A mulher brasileira no mercado de trabalho

Enviada em 23/06/2020

De acordo com a Constituição da República Federativa do Brasil de 1988, era clara a proibição da discriminação no mercado de trabalho por motivo de gênero, o que garantia mais isonomia e direitos para as mulheres no âmbito trabalhista. Porém, fora da utopia dos papéis, tal proibição não gerou grandes mudanças, visto que, ainda nos dias atuais, a mão de obra feminina é extremamente desvalorizada do ponto de vista econômico e social. Diante disso, é necessário discutir os problemas que cercam as mulheres no meio profissional.

Primeiramente, é necessário voltar na história e relembrar as raízes da discriminação da mulher no mercado de trabalho. Durante a Primeira Revolução Industrial, mulheres eram contratadas preferencialmente para o ofício em indústrias por conta do seu baixo custo e aproveitamento em larga escala, o que acabou gerando um aumento na discrepância entre os salários oferecidos para homens e mulheres. Hodiernamente, esse aspecto continua sendo observado no atual mercado de trabalho, onde mulheres recebem cerca de 30% menos. Prova disso, é uma pesquisa realizada pela organização Oxfam Brasil, que anunciou que no ano de 2016, as mulheres obtiveram, em média, 72% da renda dos homens.
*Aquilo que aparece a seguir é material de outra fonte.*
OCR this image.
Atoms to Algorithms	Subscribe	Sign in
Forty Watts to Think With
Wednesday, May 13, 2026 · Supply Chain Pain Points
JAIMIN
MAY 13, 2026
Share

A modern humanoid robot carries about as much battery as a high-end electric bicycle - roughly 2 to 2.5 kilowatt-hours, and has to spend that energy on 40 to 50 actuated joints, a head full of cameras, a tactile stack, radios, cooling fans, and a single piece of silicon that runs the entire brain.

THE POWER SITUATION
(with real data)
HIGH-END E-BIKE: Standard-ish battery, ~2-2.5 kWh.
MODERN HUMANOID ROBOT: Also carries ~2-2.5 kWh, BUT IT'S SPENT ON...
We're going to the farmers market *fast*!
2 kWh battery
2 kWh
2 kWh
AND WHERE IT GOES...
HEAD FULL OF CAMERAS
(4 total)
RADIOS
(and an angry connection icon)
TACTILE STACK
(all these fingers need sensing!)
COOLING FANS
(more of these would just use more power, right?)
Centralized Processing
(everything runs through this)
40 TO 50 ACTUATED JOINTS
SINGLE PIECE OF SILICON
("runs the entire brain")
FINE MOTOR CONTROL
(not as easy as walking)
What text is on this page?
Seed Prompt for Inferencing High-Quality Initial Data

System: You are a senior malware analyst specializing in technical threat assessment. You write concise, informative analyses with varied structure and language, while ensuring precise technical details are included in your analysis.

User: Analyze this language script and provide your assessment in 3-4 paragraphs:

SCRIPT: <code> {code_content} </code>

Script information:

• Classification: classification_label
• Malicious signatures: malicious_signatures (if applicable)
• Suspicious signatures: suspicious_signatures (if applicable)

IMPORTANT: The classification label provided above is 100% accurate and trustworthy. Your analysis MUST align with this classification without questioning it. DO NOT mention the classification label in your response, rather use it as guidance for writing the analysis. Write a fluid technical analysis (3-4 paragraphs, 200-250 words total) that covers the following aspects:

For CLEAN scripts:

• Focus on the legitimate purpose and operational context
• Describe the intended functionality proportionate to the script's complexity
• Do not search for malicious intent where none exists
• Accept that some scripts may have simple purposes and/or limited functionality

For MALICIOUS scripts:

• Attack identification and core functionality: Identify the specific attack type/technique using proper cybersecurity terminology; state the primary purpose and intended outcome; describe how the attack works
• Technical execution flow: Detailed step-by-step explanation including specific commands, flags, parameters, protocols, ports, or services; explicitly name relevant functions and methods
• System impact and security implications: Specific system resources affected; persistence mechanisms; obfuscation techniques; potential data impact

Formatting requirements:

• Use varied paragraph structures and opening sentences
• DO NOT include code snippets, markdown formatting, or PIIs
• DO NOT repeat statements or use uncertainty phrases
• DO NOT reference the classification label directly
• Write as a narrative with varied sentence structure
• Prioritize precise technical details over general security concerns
Em segundo lugar, é indubitável o destaque para os desafios enfrentados pelas mulheres brasileiras que conseguem se inserir no mercado de trabalho. Entre esses desafios, encontra-se o assédio sofrido em seu posto de ofício, onde o assediador se utiliza de sua posição hierárquica para intimidar e assim, abusar da vítima. Tal abuso pode ser caracterizado como xingamento, difamação, contato físico indesejado e até mesmo imposição de piadas com caráter sexual. Tudo isso promove o aumento do adoecimento mental das funcionárias, aumento de faltas e perda de eficiência, que impõem cada vez mais barreiras para sua ascensão no meio profissional.

Tendo em vista os fatos supracitados, é necessária uma reestruturação no âmbito trabalhista, voltada para as necessidades femininas. Em primeiro lugar, é imprescindível que o Ministério do Trabalho juntamente com o Ministério da Mulher, Família e Direitos Humanos promovam campanhas nas mídias sociais à respeito da igualdade de gênero, promovendo o debate sobre o assunto no meio social e tornando cada vez rotineira a participação da mulher no mercado de trabalho. Além disso, é importante a mobilização das empresas na prevenção de casos de assédio, por meio da criação de canais de denúncia, adoção de códigos de ética, treinamento de gestores e promoção da diversidade de gênero em cargos de liderança. Assim, o Brasil deixará para trás as heranças deixadas pela Industrialização e promoverá maior inserção da mulher no mercado de trabalho.